A club for everyone

By Grace Curry and Kaitlyn Wornath

Hillary Currier
Students walk around the gymnasium signing up for various clubs at Club Rush.

Club members handed out free stuff from S.T.U.D.D. headbands to candy to bracelets, while a person ran around in a pizza costume.  All in all, Club Rush went smoothly once again. The effort seemed to have paid off for the club members who had meticulously painted their colorful posters and signs to attract the wandering eye.

Junior Tyler Walker, captain of robotics tech team, is taking the steps to make this year as successful as possible. “I’ll make sure that all robotics club members have a chance to share their opinions and come up with some kind of compromise when it comes to activities,” she said.

Last year robotics sent their First Tech Challenge team to participate at First World Championships to compete against other robots from other countries. With spots filling up quickly this year, Walker and other members are excited to bring on the new year with teamwork and center their attentions to making First World Championships once again.  

Club Rush offers students a chance to become more integrated in their school and community and build lifetime long memories. “I would say that being a part of the robotics team has helped me discover what I really enjoy doing. To me, being in robotics means that I can share a common interest with a group of people and create something that I’ll remember for the rest of my life,” Walker said.

Astronomy Club was another impassioned group found at Thursday’s Club Rush. While the club has been around for a while, it began picking up steam two years ago.

The club’s faculty advisor, Kati Hubley, shared that she’s been interested in outer space since she was a kid and her father did projects for NASA. “You can feel like you’re having a bad day and then you think about how small we are to the great big space out there and just go… ‘wow’. There’s so much more to know and it just puts things in perspective.”

She shared that the club takes pride in its success in teaching others about the universe. Not only do they teach about the constellations, but they go out as a group and experience it, too. Astronomy Club’s “Star Parties” are get-togethers where the band of space-lovers meet in the dark of night and observe all they can. “It’s a ton of fun! And at the same time it’s really educational,” Hubley added.

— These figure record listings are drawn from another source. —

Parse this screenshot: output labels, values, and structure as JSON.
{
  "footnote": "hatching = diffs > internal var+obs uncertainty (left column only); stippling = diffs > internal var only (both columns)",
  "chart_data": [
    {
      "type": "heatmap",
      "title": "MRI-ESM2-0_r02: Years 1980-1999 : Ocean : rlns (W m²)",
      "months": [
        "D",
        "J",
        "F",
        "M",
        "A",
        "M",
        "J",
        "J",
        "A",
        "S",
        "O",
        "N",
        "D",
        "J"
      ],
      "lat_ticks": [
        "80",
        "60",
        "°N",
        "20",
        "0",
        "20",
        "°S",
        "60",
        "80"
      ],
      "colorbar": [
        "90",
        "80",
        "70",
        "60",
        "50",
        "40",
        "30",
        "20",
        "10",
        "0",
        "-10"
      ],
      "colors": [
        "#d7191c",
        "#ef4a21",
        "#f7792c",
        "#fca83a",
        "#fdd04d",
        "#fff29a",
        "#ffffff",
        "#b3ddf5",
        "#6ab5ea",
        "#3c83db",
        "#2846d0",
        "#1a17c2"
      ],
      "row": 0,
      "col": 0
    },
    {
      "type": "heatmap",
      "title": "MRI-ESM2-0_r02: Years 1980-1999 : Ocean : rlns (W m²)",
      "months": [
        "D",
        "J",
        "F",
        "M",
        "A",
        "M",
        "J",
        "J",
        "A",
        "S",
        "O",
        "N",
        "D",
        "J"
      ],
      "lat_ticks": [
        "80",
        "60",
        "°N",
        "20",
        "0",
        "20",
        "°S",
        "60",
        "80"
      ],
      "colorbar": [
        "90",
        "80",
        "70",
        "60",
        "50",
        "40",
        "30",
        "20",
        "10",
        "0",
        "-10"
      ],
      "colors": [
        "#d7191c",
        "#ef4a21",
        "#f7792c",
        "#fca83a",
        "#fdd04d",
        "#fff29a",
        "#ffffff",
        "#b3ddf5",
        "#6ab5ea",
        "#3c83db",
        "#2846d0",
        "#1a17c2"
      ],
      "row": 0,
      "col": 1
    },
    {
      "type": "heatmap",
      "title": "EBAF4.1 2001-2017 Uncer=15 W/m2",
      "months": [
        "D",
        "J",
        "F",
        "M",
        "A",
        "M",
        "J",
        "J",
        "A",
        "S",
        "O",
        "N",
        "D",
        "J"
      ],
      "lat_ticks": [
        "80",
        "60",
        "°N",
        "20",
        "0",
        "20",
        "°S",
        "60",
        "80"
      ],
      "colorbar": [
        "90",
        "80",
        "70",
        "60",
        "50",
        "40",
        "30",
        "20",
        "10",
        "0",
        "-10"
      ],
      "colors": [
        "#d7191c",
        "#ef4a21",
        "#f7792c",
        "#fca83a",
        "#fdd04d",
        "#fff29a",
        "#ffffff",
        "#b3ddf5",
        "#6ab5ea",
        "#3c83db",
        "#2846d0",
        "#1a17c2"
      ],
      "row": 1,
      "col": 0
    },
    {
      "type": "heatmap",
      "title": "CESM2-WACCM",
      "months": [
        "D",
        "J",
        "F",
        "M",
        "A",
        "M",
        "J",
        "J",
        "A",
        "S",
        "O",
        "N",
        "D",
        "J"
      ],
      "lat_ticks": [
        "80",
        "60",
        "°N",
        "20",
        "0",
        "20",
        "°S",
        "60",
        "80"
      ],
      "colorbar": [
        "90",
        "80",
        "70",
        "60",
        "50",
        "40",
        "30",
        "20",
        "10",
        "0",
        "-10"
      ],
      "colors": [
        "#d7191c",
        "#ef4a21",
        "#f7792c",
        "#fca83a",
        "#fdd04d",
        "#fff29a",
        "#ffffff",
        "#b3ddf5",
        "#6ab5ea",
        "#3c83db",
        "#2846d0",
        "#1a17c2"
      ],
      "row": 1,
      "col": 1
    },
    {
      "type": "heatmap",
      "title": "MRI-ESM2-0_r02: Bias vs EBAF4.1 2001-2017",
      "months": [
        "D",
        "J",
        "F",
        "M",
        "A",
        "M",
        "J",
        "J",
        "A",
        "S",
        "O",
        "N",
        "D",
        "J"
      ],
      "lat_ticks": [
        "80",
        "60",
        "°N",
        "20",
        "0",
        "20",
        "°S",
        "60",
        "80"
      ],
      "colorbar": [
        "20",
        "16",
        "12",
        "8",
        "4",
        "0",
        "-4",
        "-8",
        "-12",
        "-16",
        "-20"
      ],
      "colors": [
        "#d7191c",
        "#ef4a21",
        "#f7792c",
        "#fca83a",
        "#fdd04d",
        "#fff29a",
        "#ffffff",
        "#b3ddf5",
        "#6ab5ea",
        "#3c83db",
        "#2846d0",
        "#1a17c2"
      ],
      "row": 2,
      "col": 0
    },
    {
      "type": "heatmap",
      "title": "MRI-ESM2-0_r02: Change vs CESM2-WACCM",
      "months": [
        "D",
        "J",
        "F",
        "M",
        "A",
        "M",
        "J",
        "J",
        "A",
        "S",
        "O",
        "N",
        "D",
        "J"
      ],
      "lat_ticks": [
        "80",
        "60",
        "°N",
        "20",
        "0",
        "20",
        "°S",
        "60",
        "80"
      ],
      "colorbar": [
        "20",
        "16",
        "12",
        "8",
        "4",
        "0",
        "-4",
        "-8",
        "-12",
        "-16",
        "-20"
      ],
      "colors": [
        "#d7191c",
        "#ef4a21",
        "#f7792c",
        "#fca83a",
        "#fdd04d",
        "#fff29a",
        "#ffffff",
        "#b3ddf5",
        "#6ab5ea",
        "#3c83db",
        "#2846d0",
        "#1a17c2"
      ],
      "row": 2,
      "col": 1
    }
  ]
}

Tigard students may take it for granted that they are given a time to be introduced to clubs each year; however, not all schools support a strong club system. “I’ve never had a club rush at the schools I’ve been to before. I thought it was a really good way for kids to connect with the school and join some clubs,”  Assistant Principal Andrew Kearl said. Kearl has worked at four other schools in the Pacific Northwest.

Junior Abby Mullins attended club rush as a student participant. She finds it important for new students to connect with others. “I think it’s important because it gets kids involved with the school. They get to be a part of something and new students get to connect with others,” Mullins said.